Sunday 31 October 2021

1988 Boston

31.1.88

The tapestry room of Isabella Stewart Gardner Museum – concert by the American Brass Quintet.  3pm.

The size of everything – almost to parody.  The subway trains out to Harvard; the stretch limos; the helpings of food, the return of the coffee jug.  They do not know the meaning of the word "want" – even with derelicts lying in the street – as I saw yesterday by the Symphony Hall.  The superficial veneration for the old here – though the old is not really.  For example, the street names – Gloucester, Hereford etc. 

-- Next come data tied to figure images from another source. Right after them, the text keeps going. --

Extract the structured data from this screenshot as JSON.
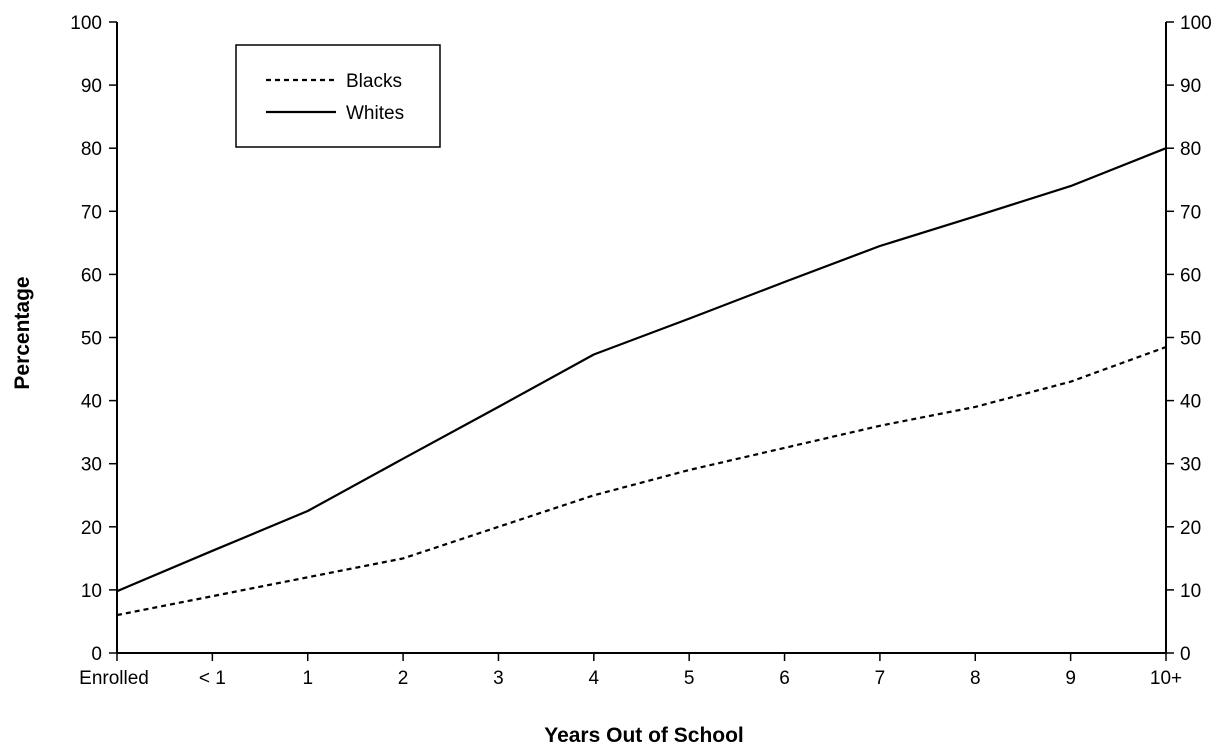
{
  "chart_data": {
    "type": "line",
    "title": "",
    "xlabel": "Years Out of School",
    "ylabel": "Percentage",
    "categories": [
      "Enrolled",
      "< 1",
      "1",
      "2",
      "3",
      "4",
      "5",
      "6",
      "7",
      "8",
      "9",
      "10+"
    ],
    "ylim": [
      0,
      100
    ],
    "yticks": [
      0,
      10,
      20,
      30,
      40,
      50,
      60,
      70,
      80,
      90,
      100
    ],
    "right_axis": true,
    "grid": false,
    "legend": {
      "position": "top-left"
    },
    "series": [
      {
        "name": "Blacks",
        "style": "dashed",
        "color": "#000000",
        "values": [
          6.0,
          9.0,
          12.0,
          15.0,
          20.0,
          25.0,
          29.0,
          32.5,
          36.0,
          39.0,
          43.0,
          48.5
        ]
      },
      {
        "name": "Whites",
        "style": "solid",
        "color": "#000000",
        "values": [
          9.8,
          16.2,
          22.5,
          30.8,
          39.0,
          47.3,
          53.0,
          58.8,
          64.5,
          69.2,
          74.0,
          80.0
        ]
      }
    ]
  }
}
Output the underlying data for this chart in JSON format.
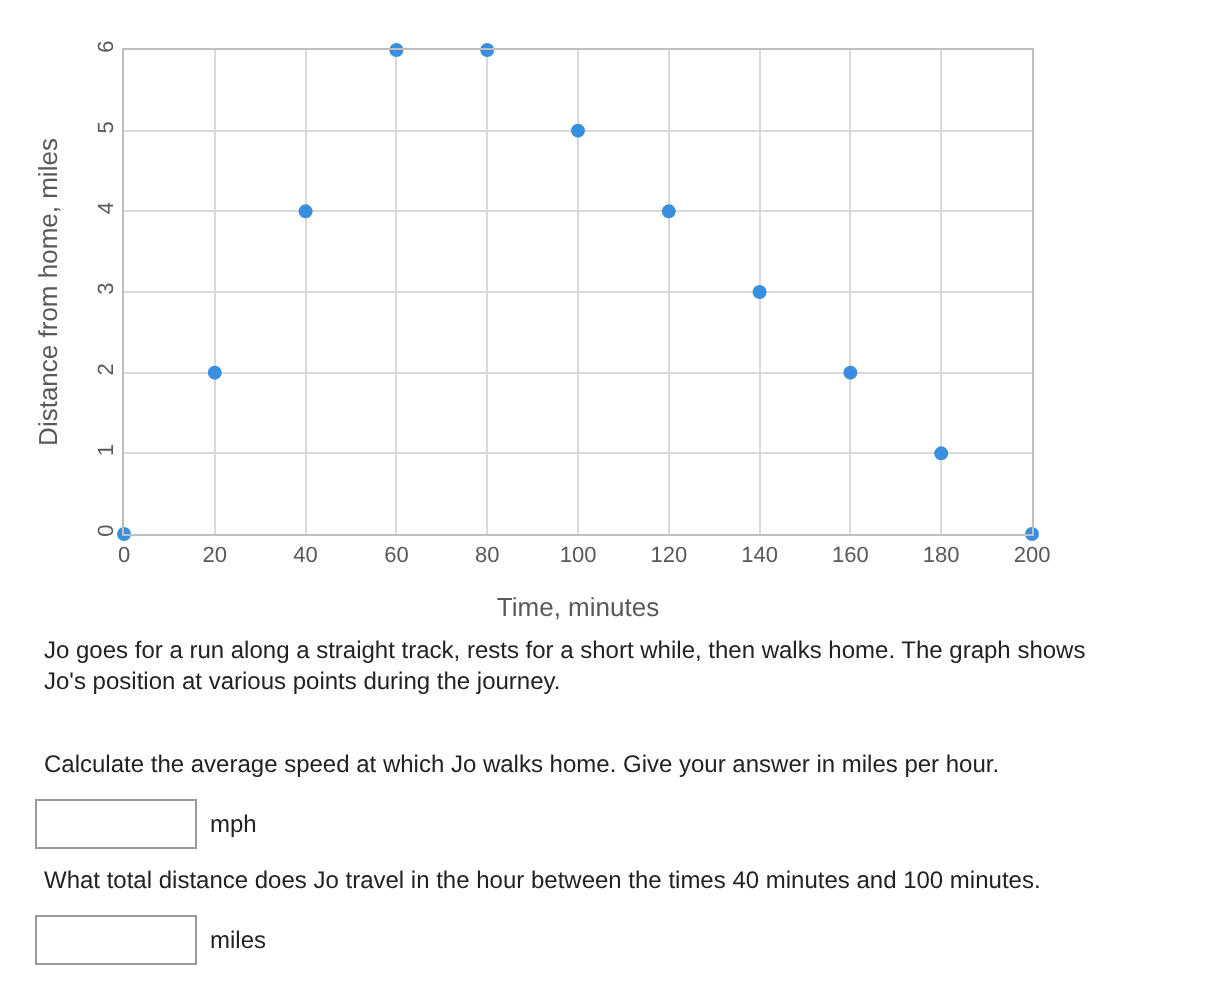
{
  "chart_data": {
    "type": "scatter",
    "xlabel": "Time, minutes",
    "ylabel": "Distance from home, miles",
    "x": [
      0,
      20,
      40,
      60,
      80,
      100,
      120,
      140,
      160,
      180,
      200
    ],
    "values": [
      0,
      2,
      4,
      6,
      6,
      5,
      4,
      3,
      2,
      1,
      0
    ],
    "color": "#3a8ede",
    "marker": "circle",
    "grid": true,
    "legend": false,
    "xlim": [
      0,
      200
    ],
    "xticks": [
      0,
      20,
      40,
      60,
      80,
      100,
      120,
      140,
      160,
      180,
      200
    ],
    "ylim": [
      0,
      6
    ],
    "yticks": [
      0,
      1,
      2,
      3,
      4,
      5,
      6
    ],
    "annotations": [
      "Jo goes for a run along a straight track, rests for a short while, then walks home. The graph shows Jo's position at various points during the journey.",
      "Calculate the average speed at which Jo walks home. Give your answer in miles per hour.",
      "mph",
      "What total distance does Jo travel in the hour between the times 40 minutes and 100 minutes.",
      "miles"
    ]
  }
}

Harvard itself is disappointing – nothing binds together.  Especially Harvard's main courts: buildings thrown together, undistinguished architecture.  Little feel of town dominated by university.  They do build a better skyscraper in Boston; the integration of the old Irish and the new puts London to shame.  Boston Common is like Central Park on a smaller scale: surrounded by skyscrapers.

Faneuil Hall and Quincy Market – feeble restorations – inside shows no sense of exterior – doesn't link with the rest of town.  Newbury Street works very well ; a long, elegant road which manages the difficult trick of marrying flash shops with living houses.  The harmony of the design is never monotonous.  Surprisingly, the parallel streets remain relatively untouched, with the exception of Boylston Street.  

There is an ICA here too – but of Art, not arts.  I should have gone last night, but at 10pm was too tired to contemplate even less sleep to be followed by jet lag – old age, I fear.